Il film era nato dalla collaborazione, Vanzi aveva curato testi, messinscena e performance, Grifi si era improvvisato scenografo, e ha realizzato le riprese “da disporre non solo nell’usuale scorrere del tempo di montaggio, ma piuttosto per scavare nella profondità di ogni inquadratura e rendere visibile l’affollarsi e il coesistere contraddittorio dei differenti sensi di narrazione”, come lui stesso aveva scritto sul catalogo del festival.
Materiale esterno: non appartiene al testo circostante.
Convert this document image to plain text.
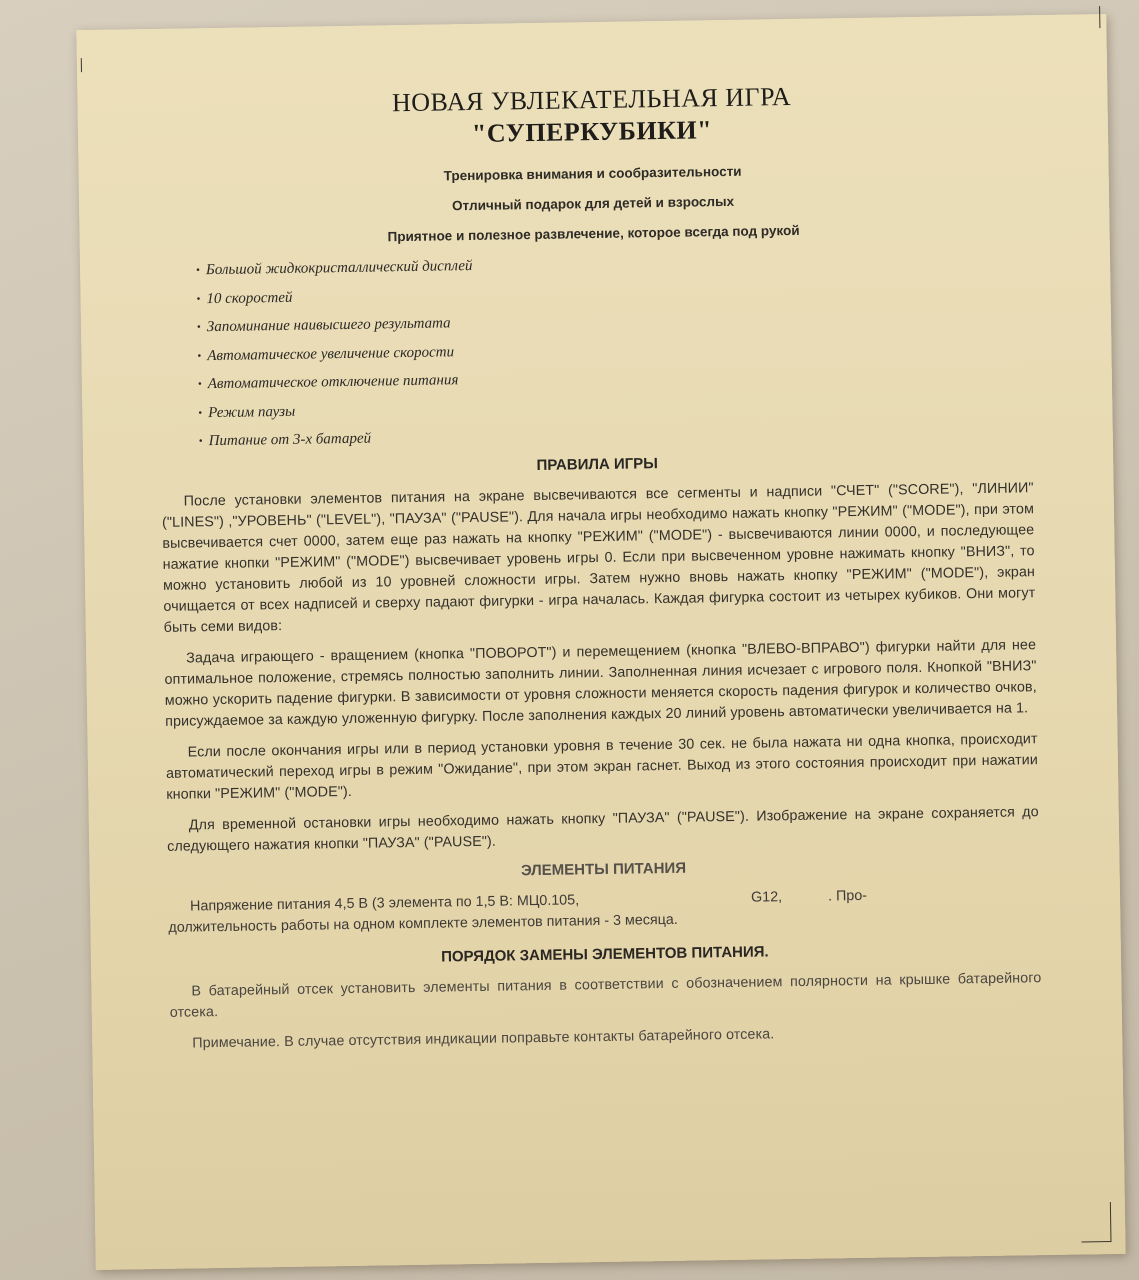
НОВАЯ УВЛЕКАТЕЛЬНАЯ ИГРА
"СУПЕРКУБИКИ"

Тренировка внимания и сообразительности

Отличный подарок для детей и взрослых

Приятное и полезное развлечение, которое всегда под рукой

• Большой жидкокристаллический дисплей
• 10 скоростей
• Запоминание наивысшего результата
• Автоматическое увеличение скорости
• Автоматическое отключение питания
• Режим паузы
• Питание от 3-х батарей
ПРАВИЛА ИГРЫ

После установки элементов питания на экране высвечиваются все сегменты и надписи "СЧЕТ" ("SCORE"), "ЛИНИИ" ("LINES") ,"УРОВЕНЬ" ("LEVEL"), "ПАУЗА" ("PAUSE"). Для начала игры необходимо нажать кнопку "РЕЖИМ" ("MODE"), при этом высвечивается счет 0000, затем еще раз нажать на кнопку "РЕЖИМ" ("MODE") - высвечиваются линии 0000, и последующее нажатие кнопки "РЕЖИМ" ("MODE") высвечивает уровень игры 0. Если при высвеченном уровне нажимать кнопку "ВНИЗ", то можно установить любой из 10 уровней сложности игры. Затем нужно вновь нажать кнопку "РЕЖИМ" ("MODE"), экран очищается от всех надписей и сверху падают фигурки - игра началась. Каждая фигурка состоит из четырех кубиков. Они могут быть семи видов:

Задача играющего - вращением (кнопка "ПОВОРОТ") и перемещением (кнопка "ВЛЕВО-ВПРАВО") фигурки найти для нее оптимальное положение, стремясь полностью заполнить линии. Заполненная линия исчезает с игрового поля. Кнопкой "ВНИЗ" можно ускорить падение фигурки. В зависимости от уровня сложности меняется скорость падения фигурок и количество очков, присуждаемое за каждую уложенную фигурку. После заполнения каждых 20 линий уровень автоматически увеличивается на 1.

Если после окончания игры или в период установки уровня в течение 30 сек. не была нажата ни одна кнопка, происходит автоматический переход игры в режим "Ожидание", при этом экран гаснет. Выход из этого состояния происходит при нажатии кнопки "РЕЖИМ" ("MODE").

Для временной остановки игры необходимо нажать кнопку "ПАУЗА" ("PAUSE"). Изображение на экране сохраняется до следующего нажатия кнопки "ПАУЗА" ("PAUSE").

ЭЛЕМЕНТЫ ПИТАНИЯ
Напряжение питания 4,5 В (3 элемента по 1,5 В: МЦ0.105,	G12,	. Про-
должительность работы на одном комплекте элементов питания - 3 месяца.
ПОРЯДОК ЗАМЕНЫ ЭЛЕМЕНТОВ ПИТАНИЯ.

В батарейный отсек установить элементы питания в соответствии с обозначением полярности на крышке батарейного отсека.

Примечание. В случае отсутствия индикации поправьте контакты батарейного отсека.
Per un linguaggio tipicamente grifiano che smonta ogni identificazione o dominante di senso a favore del plurisemico, nelle e tra le immagini, che si vedranno a Trieste per la seconda volta su grande schermo, come un flusso di pensiero accompagnato da interventi sonori dal vivo, improvvisati da Alessandra Vanzi proprio come fu fatto la prima volta, quando fu visto per intero al Teatro Furio Camillo di Roma, nel 2003. Gli ottanta minuti sono composti da quattro episodi: il primo narra di una prostituta africana, con testi di Antonio Moresco che affrontano tutti gli aspetti della cosiddetta “tratta”, lette in campo mentre lei, o meglio Vanzi, si prepara per recarsi sul marciapiede, osservata dallo spioncino, per fare del pubblico l’occhio voyeur.

Il secondo riguarda l’ultima giornata della prima donna palestinese che si era fatta saltare in aria. “Era infermiera e non ce la faceva più a raccogliere i brandelli dei corpi di bimbi lacerati dagli attacchi continui dell’esercito israeliano”, dice ancora Alessandra, mentre il terzo parla di donne afghane, dove lei ne interpreta una, giunta in Italia, mentre altre narrano esperienze di vita in brani di documentari raccolti da Grifi e inseriti nel montaggio. La quarta e ultima parte fu girata a Roma, a casa sua, perché nei venti giorni passati a Padula non erano riusciti a finire il progetto visuale, benché fosse stato costruito per intero teatralmente. Qui Alessandra veste i panni di una donna borghese, bulimica, che mangia forsennatamente davanti al televisore mentre guarda programmi su diete dimagranti. Tutto d’un quel flusso visivo si interrompe, appare il busto di George Bush, padre, per annunciare la prima guerra del golfo con un discorso patriottico e autoritario. “L’idea di usare quello spezzone fu di Alberto”, precisa Vanzi e lascia in sospeso il finale. Di sicuro l’impatto sarà forte, anche dodici anni dopo.